Os 26 sítios achados pertenceram à “cultura Casarabe” que se desenvolveu entre 500 e 1400 d.C. na região de Llanos de Mojos, no norte da Bolívia.

Prümers e seus colegas publicaram num novo estudo, citado por Science Alert, onde afirmam que os aldeamentos achados são mais um exemplo de como a região amazônica abrigou grandes assentamentos com sociedades hierarquizadas.

As monumentais ruínas pertenceram a uma sociedade agrícola com propensão à cosmologia. O interesse pela cosmologia que se reflete especialmente no desenho das cidades e estradas nos fala de uma cultura relevante.

“Nossos resultados descartam argumentos de que a Amazônia ocidental era escassamente povoada” e enriquecem as evidências existentes de que a cultura Casarabe tinha um “sistema de assentamento altamente integrado, contínuo e denso”, escreve Prümers.

Mapa da área de Llanos de Mojos da cultura Casarabe
Mapa da área de Llanos de Mojos da cultura Casarabe
A extensa rede de assentamentos descobertos sob a densa floresta apresenta inúmeras construções cerimoniais elaboradas, incluindo plataformas escalonadas e montículos.

Durante décadas, alguns arqueólogos supuseram que os solos tropicais eram incapazes de sustentar grandes populações e civilizações sofisticadas e urbanizadas, e agora a suposição está mudando. Aqueles que supunham que só existiram tribos reduzidas à última miséria terão que mudar de ideia.

Segundo o arqueólogo Christopher Fisher, da Colorado State University, que não participou dos trabalhos no local, há sinais de que o meio ambiente foi modificado pelo homem e isso fará repensar o que se diz das sociedades antigas da região amazônica e abafa as críticas contra o progresso da civilização brasileira.

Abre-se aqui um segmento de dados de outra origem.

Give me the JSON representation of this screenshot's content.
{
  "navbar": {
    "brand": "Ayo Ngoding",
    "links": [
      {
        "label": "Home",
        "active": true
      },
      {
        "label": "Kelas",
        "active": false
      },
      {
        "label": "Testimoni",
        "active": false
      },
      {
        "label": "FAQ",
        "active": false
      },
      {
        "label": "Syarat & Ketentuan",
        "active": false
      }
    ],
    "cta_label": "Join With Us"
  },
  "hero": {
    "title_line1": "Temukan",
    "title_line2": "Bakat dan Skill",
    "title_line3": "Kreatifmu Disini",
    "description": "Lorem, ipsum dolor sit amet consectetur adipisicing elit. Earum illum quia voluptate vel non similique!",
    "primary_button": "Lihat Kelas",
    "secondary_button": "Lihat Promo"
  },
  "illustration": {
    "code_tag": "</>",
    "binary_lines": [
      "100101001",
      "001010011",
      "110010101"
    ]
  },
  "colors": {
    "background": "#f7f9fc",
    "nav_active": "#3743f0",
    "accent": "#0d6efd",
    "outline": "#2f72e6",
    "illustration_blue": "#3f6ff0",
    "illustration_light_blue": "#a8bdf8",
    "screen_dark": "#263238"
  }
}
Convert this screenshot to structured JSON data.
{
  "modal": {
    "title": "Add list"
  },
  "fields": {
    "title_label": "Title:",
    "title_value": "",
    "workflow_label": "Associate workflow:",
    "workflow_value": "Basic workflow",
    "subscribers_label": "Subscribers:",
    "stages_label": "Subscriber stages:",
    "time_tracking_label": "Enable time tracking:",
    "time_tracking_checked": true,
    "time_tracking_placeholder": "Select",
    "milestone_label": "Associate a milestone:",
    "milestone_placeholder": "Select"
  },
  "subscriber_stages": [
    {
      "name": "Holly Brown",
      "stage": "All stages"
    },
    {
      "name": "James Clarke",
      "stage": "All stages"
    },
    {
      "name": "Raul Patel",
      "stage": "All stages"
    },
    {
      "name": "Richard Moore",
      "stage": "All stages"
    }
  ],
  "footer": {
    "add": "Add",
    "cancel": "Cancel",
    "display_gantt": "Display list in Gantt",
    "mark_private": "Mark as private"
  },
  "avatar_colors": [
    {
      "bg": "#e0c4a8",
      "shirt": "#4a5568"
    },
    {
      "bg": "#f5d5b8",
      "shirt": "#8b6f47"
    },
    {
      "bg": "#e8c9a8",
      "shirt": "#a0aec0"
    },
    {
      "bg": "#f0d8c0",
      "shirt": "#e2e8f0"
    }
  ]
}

“Os restos arquitetônicos nesses locais, incluem pirâmides de terra de mais de 20 metros acima da savana circundante”, escreveu Fisher.

As evidências sugerem que o povo Casarabe estava constituído por agricultores qualificados que transformaram as savanas amazônicas, sazonalmente inundadas, em paisagens produtivas, criando cultivos cujos frutos colhiam enquanto caçavam e pescavam.

No entanto, pouco se sabia como o povo Casarabe construiu estruturas cerimoniais ou organizou seus assentamentos.

Imagens da mesma área com e sem raio laser
Imagens da mesma área com e sem raio laser
Prümers e colegas descrevem dois grandes assentamentos: Cotoca e Landívar, que eram eixos centrais de uma rede regional de locais menores (24 no total) conectados por calçadas ainda visíveis pelo LIDAR.

“Esses dois grandes assentamentos eram conhecidos, mas seu tamanho maciço e elaboração arquitetônica se tornaram aparentes apenas por meio de tecnologia LIDAR”, escreve a equipe.

O povo Casarabe moveu cerca de 570.000 metros cúbicos de terra para construir Cotoca, dez vezes mais terra do que o povo Tiwanaku moveu para construir a maior estrutura encontrada até agora no planalto boliviano, a pirâmide Akapana.

Também construíram fossos e muros para se proteger dos alagamentos de origem pluvial, e amplos sistemas de controle de água para a irrigação e o cultivo de alimentos em quantidade suficiente para sustentar uma grande população.

O layout e a escala dos assentamentos interconectados também sugerem que o povo Casarabe do norte da Bolívia criou uma paisagem social e pública comparável à das culturas andinas mais familiares.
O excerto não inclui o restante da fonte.